Statale e Besta traslocano? Boeri: "Ma Città Studi deve vivere"

"E' concreto il rischio di desertificazione, ma si potrebbero creare moderni collegi che uniscano più funzioni"

L'architetto Stefano Boeri

L'architetto Stefano Boeri

Milano, 21 luglio 206 - Rischio desertificazione per Città Studi. Se tutto andrà come sembra destinato ad andare, il quartiere della zona nord-est di Milano si ritroverà vuoto come mai. Effetto del trasloco sul sito Expo delle facoltà scientifiche dell’Università Statale e del trasferimento dell’Istituto dei Tumori e del Neurologico Besta sull’area ex Falck di Sesto San Giovanni. Il primo istituto è in via Venezian, il secondo in via Celoria. Ben 16, invece, gli edifici che ospitano facoltà, laboratori, sedi e uffici distaccati della Statale, tra quelli di proprietà dell’ateneo, quelli del Demanio e quelli in affitto o in concessione. L’area di Città Studi che la Statale sogna di abbandonare nel complesso, per intendersi, misura 250mila metri quadrati.

Stefano Boeri, quanto è concreto secondo lei il rischio desertificazione in Città Studi? "È molto concreto. Già oggi il quartiere di sera è vuoto, poco frequentato e privo di eventi o posti che creino aggregazione. Questo accade perché Città Studi è da sempre un luogo di studio ben più che un luogo di residenza e finite le lezioni diventa un luogo poco vissuto. È chiaro quindi che questo dato di fatto rischia di acuirsi se la Statale, come sembra, riuscirà a trasferire le facoltà scientifiche sul sito Expo coronando un progetto che, per quanto presentato finora, mi sembra interessante e attrattivo".
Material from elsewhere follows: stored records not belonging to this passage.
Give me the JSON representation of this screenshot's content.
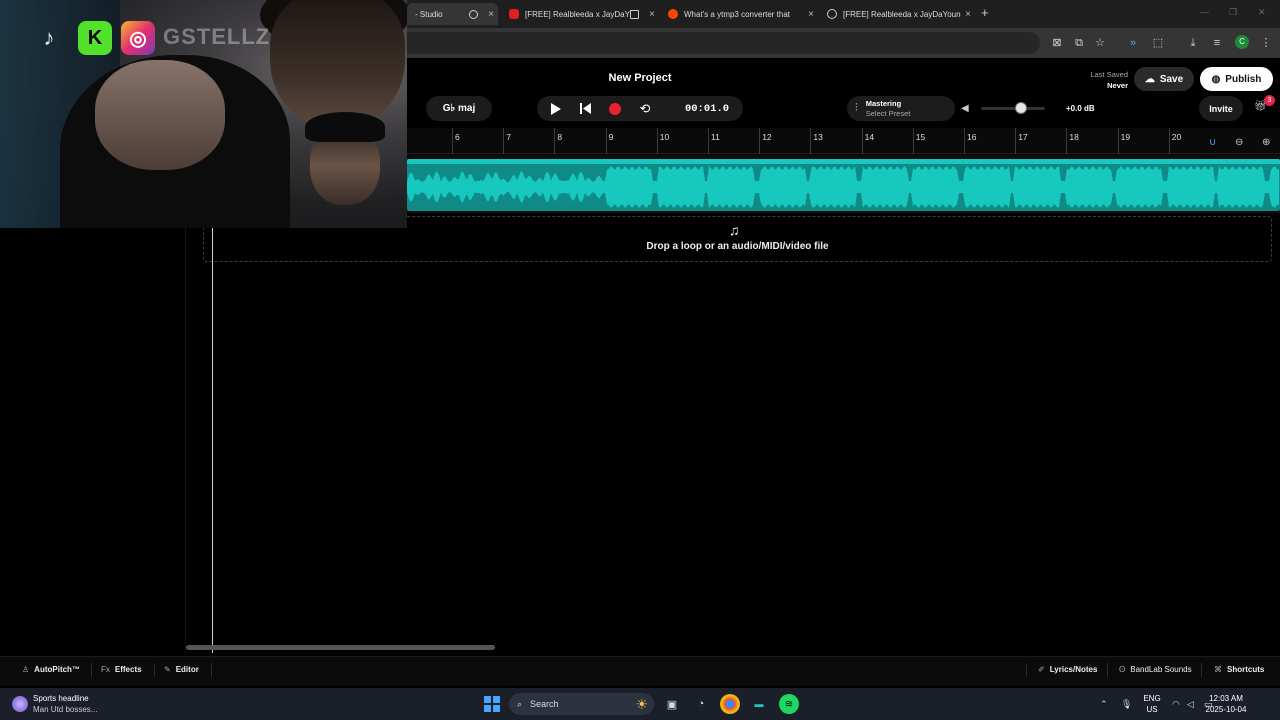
{
  "browser": {
    "tabs": [
      {
        "title": "- Studio",
        "close": "×"
      },
      {
        "title": "[FREE] Realbleeda x JayDaY",
        "close": "×"
      },
      {
        "title": "What's a ytmp3 converter that",
        "close": "×"
      },
      {
        "title": "[FREE] Realbleeda x JayDaYoung",
        "close": "×"
      }
    ],
    "new_tab": "+",
    "profile_initial": "C"
  },
  "webcam": {
    "handle": "GSTELLZ",
    "tiktok": "♪",
    "kick": "K",
    "instagram": "◎"
  },
  "studio": {
    "project_title": "New Project",
    "last_saved_label": "Last Saved",
    "last_saved_value": "Never",
    "save_label": "Save",
    "publish_label": "Publish",
    "key_label": "G♭ maj",
    "time": "00:01.0",
    "mastering_title": "Mastering",
    "mastering_preset": "Select Preset",
    "master_volume_db": "+0.0 dB",
    "master_volume_level": 0.62,
    "invite_label": "Invite",
    "gift_badge": "3",
    "ruler_numbers": [
      "6",
      "7",
      "8",
      "9",
      "10",
      "11",
      "12",
      "13",
      "14",
      "15",
      "16",
      "17",
      "18",
      "19",
      "20"
    ],
    "drop_zone_text": "Drop a loop or an audio/MIDI/video file",
    "region_color": "#16c8be"
  },
  "bottom_bar": {
    "autopitch": "AutoPitch™",
    "effects": "Effects",
    "editor": "Editor",
    "lyrics": "Lyrics/Notes",
    "sounds": "BandLab Sounds",
    "shortcuts": "Shortcuts"
  },
  "taskbar": {
    "news_title": "Sports headline",
    "news_sub": "Man Utd bosses...",
    "search_label": "Search",
    "lang_1": "ENG",
    "lang_2": "US",
    "time": "12:03 AM",
    "date": "2025-10-04"
  }
}
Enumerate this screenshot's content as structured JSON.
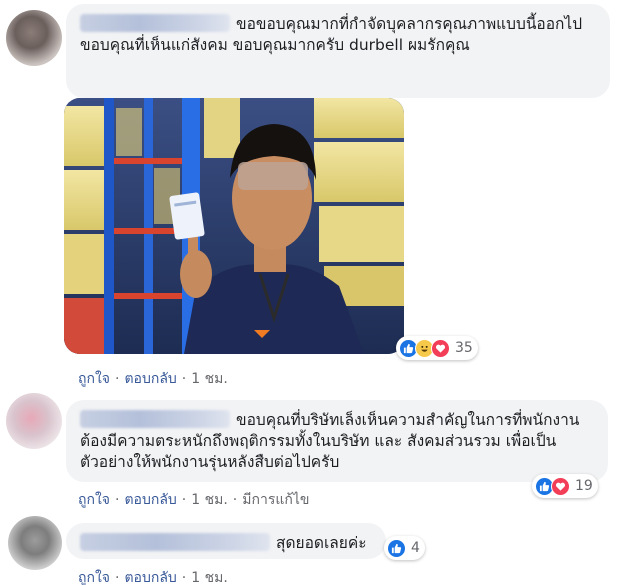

Come impedire, allora, il rischio desertificazione? "La scelta migliore sarebbe stata quella di usare gli edifici che l’ateneo lascerà vuoti come luoghi di ricovero e cura legati all’Istituto Besta e all’Istituto dei Tumori. Io avrei lavorato sull’ampliamento in loco delle due strutture sanitarie, ma questo non è più possibile perché entrambe traslocheranno a Sesto, nella Città della Salute...".

Quindi? "Venuta meno questa possibilità, credo che il piano migliore per il futuro di Città Studi sia quello di creare all’interno degli edifici che saranno liberati dalle funzioni attuali dei moderni collegi che uniscano più funzioni. Penso a 4 o 5 strutture che mettano insieme l’esperienza del Collegio di Milano di via San Vigilio e delle Officine Creative Ansaldo. Collegi che abbiano al loro interno residenze universitarie destinate, però, a studenti di facoltà e atenei diversi in modo che possano stare insieme e scambiarsi esperienze proprio come avviene al Collegio di Milano. Collegi che abbiano anche spazi per il coworking e, soprattutto, che ospitino start up, piccole imprese artigiane capaci di dare un contributo nel creare occupazione nell’era dell’autoimprenditoria e, infine, spazi per la cultura e la produzione artistica. Possiamo pensare a collegi tematici, ad esempio sulle arti visive. Per il futuro di Città Studi penso a quattro o cinque epicentri di vita, di esperienze e di produzione perché Città Studi deve vivere, non può spegnersi".

La Bocconi ha già il progetto di un suo Campus, la Iulm ha già costruito residenze, non c’è il rischio che alla fine gli alloggi universitari siano eccessivi rispetto alla domanda? "Assolutamente no, parliamo di una popolazione di 300mila ragazzi per i quali non c’è alcuna vera politica di sostegno".

Il piano per il post Expo a suo avviso è sostenibile? "I fondi sono l’incognita di qualsiasi progetto. Visto da fuori posso solo dire che si sta andando nella direzione giusta: benissimo lo Human Technopole, benissimo il campus della Statale".